— Мальчишка… от земли не видать… Яйца курицу… богохульник! — кипятился выведенный из себя отец. — Ну, погоди ж ты у меня!.. Я т-тебе…
И он решительно встает, показывая, что собирается еще пуще наказать свое бедное семейство…
— Постой, дружок мой, — говорит молчавшая до той поры маменька. Сидя в стороне за шитьем, она во время перепалки незаметно подняла сброшенную на пол книгу. — Вот видишь, дальше здесь сказано, что помещика освободили и выпустили из тюрьмы.
Несколько секунд проходят в тяжелом молчании. Маменька поступила не подумав и только сейчас с ужасом отдает себе в этом отчет: ведь она в присутствии детей уличила мужа в ошибке, встала на сторону сына, тогда как ее святой долг — в поддержке супруга и укреплении его авторитета перед детьми. Да, поступок действительно ужасный, и она смиренно примет любое наказание…
Отец молча стоит у стола, не глядя на провинившихся домочадцев. Все ждут, и никто не в состоянии предугадать, как ему вздумается поступить в следующее мгновение. Но вот его бычья, налитая кровью шея светлеет, выражение лица становится более осмысленным. Слава богу, кажется, гроза миновала. Короткое, выразительное, усталое и в то же время исполненное горечи движение рукой — и вот он уже снова садится, всем своим видом выражая и снисхождение и пренебрежение одновременно. Легкий вздох облегчения проносится по комнате.
Теперь, успокоившись, он ясно понимает, что был неправ, больше того — во время чтения он и сам готов был решительно возразить автору. Но, разумеется, одно дело, если бы возразил он, солидный, взрослый человек, государственный служащий, удостоенный чинов и наград, и совсем другое дело, когда то же самое позволяет себе эдакий пузырь. И поди ж ты — от горшка два вершка, а туда же, свое соображение имеет…
Он долго внимательно смотрит на сына и вдруг чувствует легкий толчок в сердце, и словно озноб змейкой пробегает по его телу. Что это — упрек, предостережение или знамение? И, подчиняясь вдруг охватившему его непонятному чувству, произносит:
— Эй, Федька… уймись… Не сносить тебе головы, попомни…
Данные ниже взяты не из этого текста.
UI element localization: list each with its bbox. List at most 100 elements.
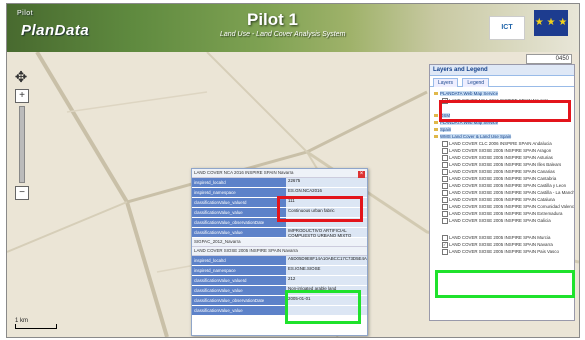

Сын молчит, еще ниже склонив белокурую голову. Но общее напряжение уже прошло, и Миша поудобнее устраивается в кресле, а Варя, полуобернувшись, что-то оживленно шепчем маменьке. Та не слушает и не отвечает; счастливо улыбнувшись, она думает только об одном: «Господи, кабы всегда так было!» Кабы всегда гнев мужа так же легко уступал место милости и отеческой заботе о детях!
И только Федя, один из всей семьи, выносит из этого эпизода нечто важное и глубоко личное: во-первых, не все напечатанное в книгах нужно принимать за безусловную истину, а во-вторых, и он, Федя, может кое в чем разбираться и даже возражать писателям…
Глава десятая
Осень. 1834 года Федю и Мишу отдали в пансион Леонтия Ивановича Чермака. Феде в это время уже было тринадцать лет.
Пансион помещался на Ново-Басманной улице, в двухэтажном доме с колоннами и портиком. Рядом расположилась Басманная полицейская часть — мрачное строение с зарешеченными окнами и разлинованной черными косыми полосками будкой у массивных чугунных ворот, а напротив — низкий, приземистый, будто соединили вместе несколько одноэтажных флигелей, Московский сиротский дом. Мостовая из крупного булыжника, по которой грохотали кареты, брички, кибитки, крестьянские телеги, довершала этот веселый, типично городской пейзаж.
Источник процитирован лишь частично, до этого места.